Diario Vasco

Burgos, 19 may (EFE).- El Villa de Aranda intentará este sábado cosechar en Santander una victoria que le permita llegar a la última jornada de la temporada con opciones de mantener una categoría que podría llegar a perder mañana mismo si no se dan los resultados esperados.

Tras vencer al Naturhouse en el Príncipe de Asturias el fin de semana pasado, el conjunto dirigido por Álvaro Senovilla mantiene el pulso con el Frigoríficos Morrazo, con el que tiene perdido el coeficiente particular a pesar de estar empatados a puntos.

Esa circunstancia obliga al equipo ribereño a ganar sí o sí mañana a un DS Auto Gomas Santander ya descendido que, eso sí, querrá "dejar buen sabor de boca" a su afición en el último encuentro del equipo en casa en Asobal, según ha reconocido el propio Senovilla en declaraciones a Efe.

El objetivo, tal y como ha asegurado el técnico, es "salir a por todas" para ganar al conjunto cántabro mientras se vigila lo que pasa en León, confiando en un tropiezo del Frigoríficos Morrazo que permita al Villa de Aranda depender de sí mismo en la última jornada.

"Tenemos una responsabilidad muy grande", pero el partido de mañana supone una "oportunidad", ya que de no haber ganado el fin de semana pasado al Naturhouse, "las cosas podrían haberse puesto mucho más difíciles", ha reconocido el técnico al tiempo que valoraba al DS Auto Gomas.

"Es un equipo muy dinámico en defensa" y con "buen contraataque ante el que es "muy incómodo" jugar y que "no se nos da especialmente bien", ha añadido.

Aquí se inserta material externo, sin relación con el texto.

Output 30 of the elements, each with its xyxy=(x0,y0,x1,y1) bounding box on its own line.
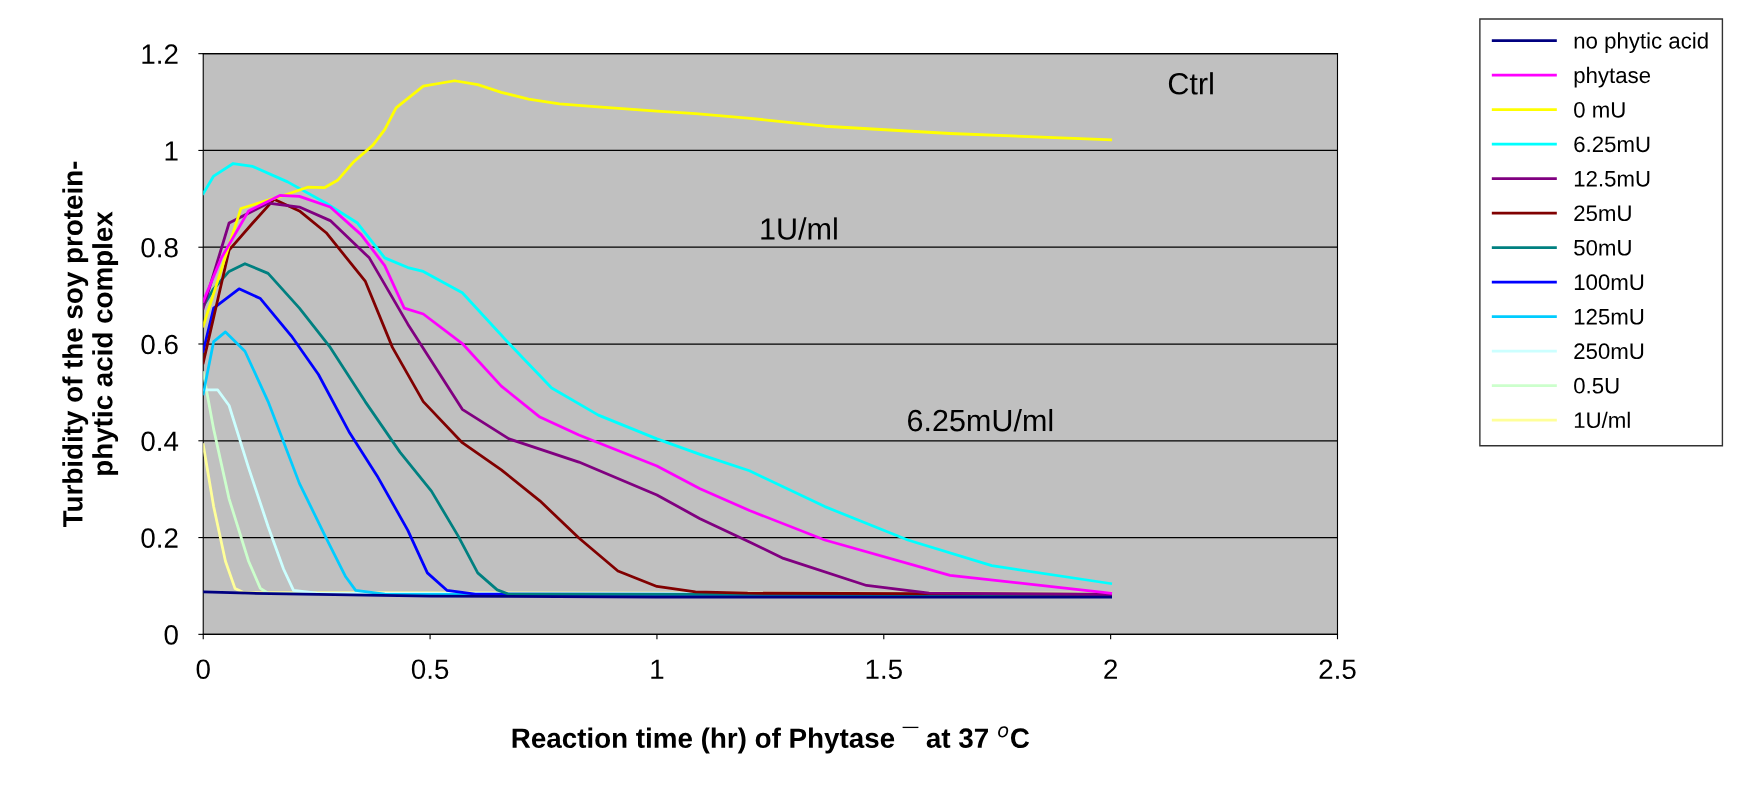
legend-label: 125mU xyxy=(1574,308,1644,325)
y-tick-label: 0 xyxy=(164,625,178,645)
y-tick-label: 0.2 xyxy=(141,528,178,548)
annotation: 6.25mU/ml xyxy=(908,408,1053,432)
x-axis-title: Reaction time (hr) of Phytase ¯ at 37 $^{o}$C xyxy=(512,726,1030,754)
y-axis-title: Turbidity of the soy protein- phytic acid complex xyxy=(62,161,119,528)
x-tick-label: 2.5 xyxy=(1319,659,1356,680)
legend-label: 25mU xyxy=(1574,205,1631,222)
y-tick-label: 1 xyxy=(165,141,178,161)
legend-label: 0 mU xyxy=(1574,101,1625,118)
x-tick-label: 0 xyxy=(196,659,210,680)
legend-label: 1U/ml xyxy=(1574,411,1630,429)
legend-label: phytase xyxy=(1574,66,1651,88)
legend-label: no phytic acid xyxy=(1574,32,1708,54)
legend-label: 50mU xyxy=(1574,239,1631,256)
y-tick-label: 0.8 xyxy=(141,237,178,258)
legend-label: 12.5mU xyxy=(1574,170,1650,187)
x-tick-label: 1.5 xyxy=(866,659,902,680)
annotation: 1U/ml xyxy=(761,217,837,240)
legend-label: 0.5U xyxy=(1574,377,1619,394)
x-tick-label: 0.5 xyxy=(411,659,449,680)
x-tick-label: 1 xyxy=(651,659,664,679)
legend-label: 6.25mU xyxy=(1574,136,1650,153)
y-tick-label: 1.2 xyxy=(142,44,178,64)
x-tick-label: 2 xyxy=(1104,659,1117,679)
annotation: Ctrl xyxy=(1168,72,1213,95)
y-tick-label: 0.6 xyxy=(141,334,178,355)
legend-label: 100mU xyxy=(1574,274,1644,291)
y-tick-label: 0.4 xyxy=(141,431,179,452)
legend-label: 250mU xyxy=(1574,343,1644,360)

En principio, está previsto que viaje toda la plantilla, aunque varios jugadores arrastran molestias de diferente intensidad derivadas de la "exigencia" del calendario.

Asimismo, el equipo estará acompañado de varias decenas de seguidores, que se desplazarán hasta Santander para animar en un partido vital para los intereses del club.